What a lot of people don’t know is that Pusser’s Rum creates and blends the original British Royal Navy rum. From 1655 until 1970, British sailors were given a daily ration or a “tot” of rum. This daily rum ration was one of the longest and unbroken traditions in sailing history. There is a lot of Pusser’s pride in the BVI’s and many of their restaurants feature maritime artifacts.
There are several Pusser’s locations in the BVI’s where you can dine and/or drink. The Pusser’s Pub and Restaurant out in Marina Cay is still recovering from storm damage, but still packs in people in the evenings. There are also Pusser’s establishments in Road Town, Cane Garden Bay, and Leverick Bay on Virgin Gorda. Click here for more information on Pusser’s.
I don’t recommend renting a car in the BVI’s; just transport via foot or by taxi. Taxis aren’t cheap, but it’s challenging to drive in the left lane (Yes, both the US and British Virgin Islands drive on the left side of the road). This is especially true because the islands drive US cars, so the driver sits on the left, driving on the left side of the road. Driving when you’re closest to the side of the road isn’t easy. Plus, with the combination of steep hills, narrow roads, and fearless local drivers, you’re better off leaving the driving to someone else. Just buckle up!
Unless you are staying at an upscale, luxury resort, the general dress code in the BVIs is casual and carefree. Appropriate beach attire is welcome at most places. Be sure to wear shoes and cover-ups over swimwear. Upscale restaurants and resorts may require more formal attire like sundresses and collared shirts and pants, so be sure to check their websites and pack accordingly.

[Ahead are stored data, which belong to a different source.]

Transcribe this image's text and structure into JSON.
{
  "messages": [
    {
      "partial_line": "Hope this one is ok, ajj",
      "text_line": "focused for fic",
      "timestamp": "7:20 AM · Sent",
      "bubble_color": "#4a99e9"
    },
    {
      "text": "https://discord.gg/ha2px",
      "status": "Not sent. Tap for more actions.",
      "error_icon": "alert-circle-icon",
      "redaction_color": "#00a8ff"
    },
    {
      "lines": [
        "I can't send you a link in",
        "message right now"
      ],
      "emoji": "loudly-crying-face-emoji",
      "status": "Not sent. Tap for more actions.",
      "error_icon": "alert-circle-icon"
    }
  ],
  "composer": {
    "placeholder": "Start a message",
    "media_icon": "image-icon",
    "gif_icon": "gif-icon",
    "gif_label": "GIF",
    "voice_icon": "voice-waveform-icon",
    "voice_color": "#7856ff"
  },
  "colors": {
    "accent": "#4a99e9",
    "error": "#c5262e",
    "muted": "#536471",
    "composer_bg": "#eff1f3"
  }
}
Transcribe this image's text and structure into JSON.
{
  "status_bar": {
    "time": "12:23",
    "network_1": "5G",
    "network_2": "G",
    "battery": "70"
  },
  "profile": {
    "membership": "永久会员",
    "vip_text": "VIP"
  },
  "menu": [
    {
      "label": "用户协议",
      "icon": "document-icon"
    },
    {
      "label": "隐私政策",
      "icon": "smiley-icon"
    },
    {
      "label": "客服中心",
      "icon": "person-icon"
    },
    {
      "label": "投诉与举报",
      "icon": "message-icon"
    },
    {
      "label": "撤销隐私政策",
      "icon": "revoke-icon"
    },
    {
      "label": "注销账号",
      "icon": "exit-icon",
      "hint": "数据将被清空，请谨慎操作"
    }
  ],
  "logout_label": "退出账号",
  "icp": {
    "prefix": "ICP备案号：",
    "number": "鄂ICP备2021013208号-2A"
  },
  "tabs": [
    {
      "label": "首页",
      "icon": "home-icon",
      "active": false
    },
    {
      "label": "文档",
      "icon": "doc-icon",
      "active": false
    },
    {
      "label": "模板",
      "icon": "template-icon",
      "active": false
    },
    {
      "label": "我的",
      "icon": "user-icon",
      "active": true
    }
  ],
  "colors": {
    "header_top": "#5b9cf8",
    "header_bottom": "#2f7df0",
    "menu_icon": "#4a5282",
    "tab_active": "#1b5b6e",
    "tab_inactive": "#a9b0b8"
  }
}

If you need a hotel option while in Road Town (Tortola), I recommend Maria’s by the Sea Hotel. You can see my review of their hotel here.
Also, if you plan on sailing while in the British Virgin Islands, check out my post on sailing the BVIs, offering helpful tips on sailing. For info on the U.S. Virgin Islands, click here for a previous post for my top things to do in St. Thomas.
Both and U.S. and British Virgin Islands thrive on tourism and are happily accepting visitors. Let’s help boost their economy and get these amazing islands back on their feet!